Als Marej wieder sprach, schreckte der Klang ihrer Stimme Urel auf. Vielleicht hatte auch ihre Tapferkeit irgendwo ein Ende. „Eigentlich liebe ich die Nacht“, begann sie zitternd, zusammengekauert unter dem Mantel. „Aber seit Tagen habe ich nur Angst. Die Erde schweigt wie vor einem großen Sturm, und ich weiß nicht, ob ich recht daran getan habe, mitzugehen.“ Steif blickte sie nach vorn. „Ich habe Angst um mein Dorf, Urel. Vor Stunden träumte ich, ich kehrte zurück, und es wären nur noch schwarze Brandruinen da.“
Die Zerrissenheit der Stärksten hatte ihn immer am meisten berührt.
Deshalb vielleicht, oder weil sein Inneres kühner war als jede an Zurückhaltung und Fremdheit angelehnte Scheu, oder auch, weil kleine Gesten alles waren, was Menschen wie ihnen in Zeiten der Entwurzelung noch blieb, hob Urel zaghaft die Rechte. Vielleicht auch, weil sie seinen Namen gesagt hatte und das kein Zufall war, und sie ihn nicht ansah wie einen Krüppel. Durch den eingefrorenen Augenblick hindurch, flach atmend, berührte er die Locken an ihrem Hinterkopf. Es fühlte sich besser an als Samt.
Dann strich er, sehr vorsichtig, mit der Hand, mit dem Zeigefinger nur, die matt schimmernde Schläfe hinab und über ihre Wange. Was seine Hand führte, wusste er nicht, und sah sie die Augen schließen.

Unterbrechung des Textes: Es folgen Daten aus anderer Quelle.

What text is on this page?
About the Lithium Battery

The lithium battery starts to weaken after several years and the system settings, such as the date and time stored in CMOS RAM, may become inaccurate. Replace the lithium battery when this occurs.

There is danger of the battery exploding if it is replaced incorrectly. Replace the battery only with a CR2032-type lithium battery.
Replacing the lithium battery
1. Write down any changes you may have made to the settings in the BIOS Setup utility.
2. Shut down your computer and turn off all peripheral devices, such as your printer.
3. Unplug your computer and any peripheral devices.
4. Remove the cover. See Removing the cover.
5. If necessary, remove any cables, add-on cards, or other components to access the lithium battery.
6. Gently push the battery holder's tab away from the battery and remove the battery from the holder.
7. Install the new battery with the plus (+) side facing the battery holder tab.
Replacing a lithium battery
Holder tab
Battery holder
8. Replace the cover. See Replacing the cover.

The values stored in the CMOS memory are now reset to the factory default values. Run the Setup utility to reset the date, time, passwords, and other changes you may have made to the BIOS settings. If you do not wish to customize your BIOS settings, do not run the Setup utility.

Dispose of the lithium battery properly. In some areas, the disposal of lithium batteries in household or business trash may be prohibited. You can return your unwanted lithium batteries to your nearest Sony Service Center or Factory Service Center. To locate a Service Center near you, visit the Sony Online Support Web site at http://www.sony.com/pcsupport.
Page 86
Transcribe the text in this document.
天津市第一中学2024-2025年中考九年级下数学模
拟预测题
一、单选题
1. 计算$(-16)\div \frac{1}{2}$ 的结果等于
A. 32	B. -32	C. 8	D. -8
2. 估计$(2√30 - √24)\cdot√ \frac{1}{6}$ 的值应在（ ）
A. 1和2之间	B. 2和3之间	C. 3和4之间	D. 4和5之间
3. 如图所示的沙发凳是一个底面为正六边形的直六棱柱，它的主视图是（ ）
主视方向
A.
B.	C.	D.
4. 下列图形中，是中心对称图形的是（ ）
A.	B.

„Der Furcht können wir nicht entrinnen“, sagte er „aber wenigstens sind wir nicht allein.“ Er nahm die Hand weg und begegnete ihrem Blick, in dem etwas schwer Lesbares die Angst verdrängt hatte. „Das wollte ich tun, seit ich dich das erste Mal sah“, brachte er noch über die Lippen. Seine Stimme war rau.
Ohne einen klaren Gedanken stand er auf. Ihrer beider Wünsche zur guten Nacht kamen wie durch einen dicken Teppich zu ihm.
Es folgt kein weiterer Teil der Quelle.